Methodology

How we measure community sentiment toward AI models.

Data Collection

We collect posts and comments from 24 AI-focused subreddits, including communities like r/ChatGPT, r/ClaudeAI, r/LocalLLaMA, r/MachineLearning, and others. Data is scraped regularly using the Reddit API.

Tracked Subreddits

r/ChatGPT r/ClaudeAI r/OpenAI r/LocalLLaMA r/MachineLearning r/Bard r/GeminiAI r/PromptEngineering r/LLM r/AGI r/DeepLearning r/LLMDevs r/AI_Agents r/ChatGPTCoding r/vibecoding and more...

Sentiment Classification

Each piece of content is analyzed by a local LLM to classify sentiment toward three major AI providers. We use the Qwen3-30B-A3B model running locally via Ollama for privacy and cost efficiency.

Classification Process

For each post or comment, the LLM analyzes the text and determines the sentiment expressed toward each AI provider. The model considers context, sarcasm, and comparative statements to provide accurate classifications.

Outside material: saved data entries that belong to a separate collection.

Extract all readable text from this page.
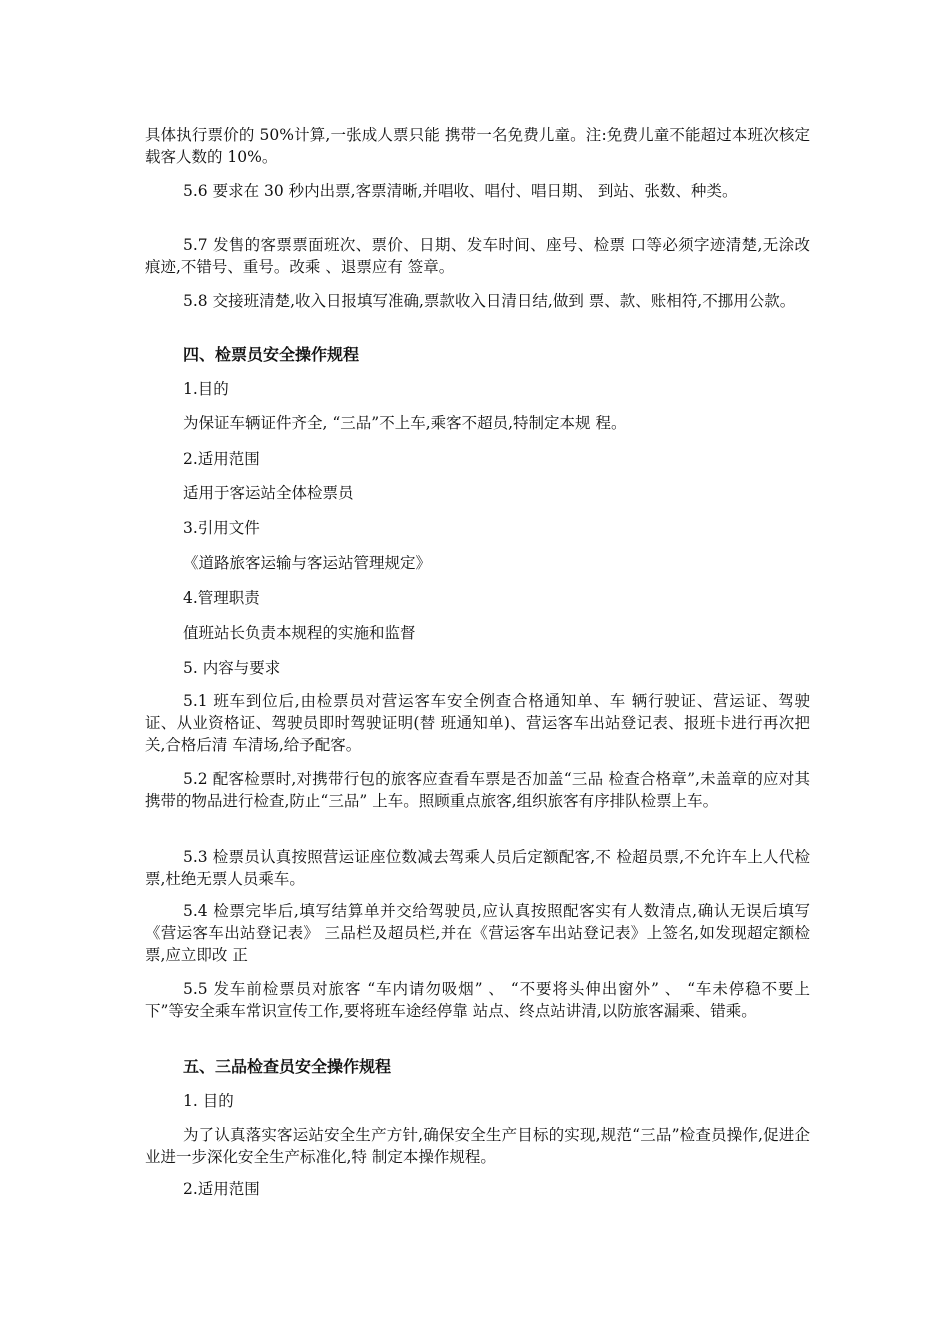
具体执行票价的 50%计算,一张成人票只能 携带一名免费儿童。注:免费儿童不能超过本班次核定载客人数的 10%。

5.6 要求在 30 秒内出票,客票清晰,并唱收、唱付、唱日期、 到站、张数、种类。

5.7 发售的客票票面班次、票价、日期、发车时间、座号、检票 口等必须字迹清楚,无涂改痕迹,不错号、重号。改乘 、退票应有 签章。

5.8 交接班清楚,收入日报填写准确,票款收入日清日结,做到 票、款、账相符,不挪用公款。

四、检票员安全操作规程

1.目的

为保证车辆证件齐全, “三品”不上车,乘客不超员,特制定本规 程。

2.适用范围

适用于客运站全体检票员

3.引用文件

《道路旅客运输与客运站管理规定》

4.管理职责

值班站长负责本规程的实施和监督

5. 内容与要求

5.1 班车到位后,由检票员对营运客车安全例查合格通知单、车 辆行驶证、营运证、驾驶证、从业资格证、驾驶员即时驾驶证明(替 班通知单)、营运客车出站登记表、报班卡进行再次把关,合格后清 车清场,给予配客。

5.2 配客检票时,对携带行包的旅客应查看车票是否加盖“三品 检查合格章”,未盖章的应对其携带的物品进行检查,防止“三品” 上车。照顾重点旅客,组织旅客有序排队检票上车。

5.3 检票员认真按照营运证座位数减去驾乘人员后定额配客,不 检超员票,不允许车上人代检票,杜绝无票人员乘车。

5.4 检票完毕后,填写结算单并交给驾驶员,应认真按照配客实有人数清点,确认无误后填写《营运客车出站登记表》 三品栏及超员栏,并在《营运客车出站登记表》上签名,如发现超定额检票,应立即改 正

5.5 发车前检票员对旅客 “车内请勿吸烟” 、 “不要将头伸出窗外” 、 “车未停稳不要上下”等安全乘车常识宣传工作,要将班车途经停靠 站点、终点站讲清,以防旅客漏乘、错乘。

五、三品检查员安全操作规程

1. 目的

为了认真落实客运站安全生产方针,确保安全生产目标的实现,规范“三品”检查员操作,促进企业进一步深化安全生产标准化,特 制定本操作规程。

2.适用范围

A single piece of content can express different sentiments toward different providers (e.g., positive about Claude, negative about GPT).

Anthropic (Claude)

Includes Claude, Claude 3, Claude 3.5, Sonnet, Opus, Haiku

OpenAI (GPT)

Includes GPT-4, GPT-4o, ChatGPT, o1, o3

Google (Gemini)

Includes Gemini, Gemini Pro, Bard, PaLM

Sentiment Scale

Content is classified on a 6-point scale:

  • Very Positive Strong enthusiasm, strong recommendation, expressions like "best", "amazing", "love"
  • Positive Praise, satisfaction, mild preference, general approval
  • Neutral Factual mention, questions, no clear opinion, balanced comparisons
  • Negative Criticism, disappointment, mild complaint, frustration
  • Very Negative Strong criticism, frustration, rejection, expressions like "worst", "hate", "terrible"
  • Not Mentioned Provider not referenced in content

Scoring

The leaderboard score is calculated using weighted sentiment:

Score = (very_positive × 2 + positive × 1 - negative × 1 - very_negative × 2) / total_opinionated × 100

Neutral mentions are excluded from the score calculation but included in total mention counts. This gives extra weight to strong opinions while normalizing across different mention volumes.

Limitations

  • Reddit bias: Reddit users don't represent all AI users. The platform skews toward technical, English-speaking users.
  • Subreddit bias: Provider-specific subreddits (r/ClaudeAI, r/ChatGPT) naturally have more positive sentiment toward their subject.
  • Classification accuracy: Current models achieve ~80% accuracy on our golden test set. Sarcasm and nuanced comparisons are particularly challenging.
  • Temporal effects: Major releases, outages, or news events can cause temporary sentiment spikes.

Updates

Data is collected and classified on a regular basis. Each scrape run collects posts and comments from the past 24-48 hours from all tracked subreddits. New content is then processed through the sentiment classification pipeline.

The dashboard reflects the cumulative sentiment data, with the ability to filter by date range to analyze specific time periods. The "Last Updated" timestamp in the stats bar shows when the most recent data collection occurred.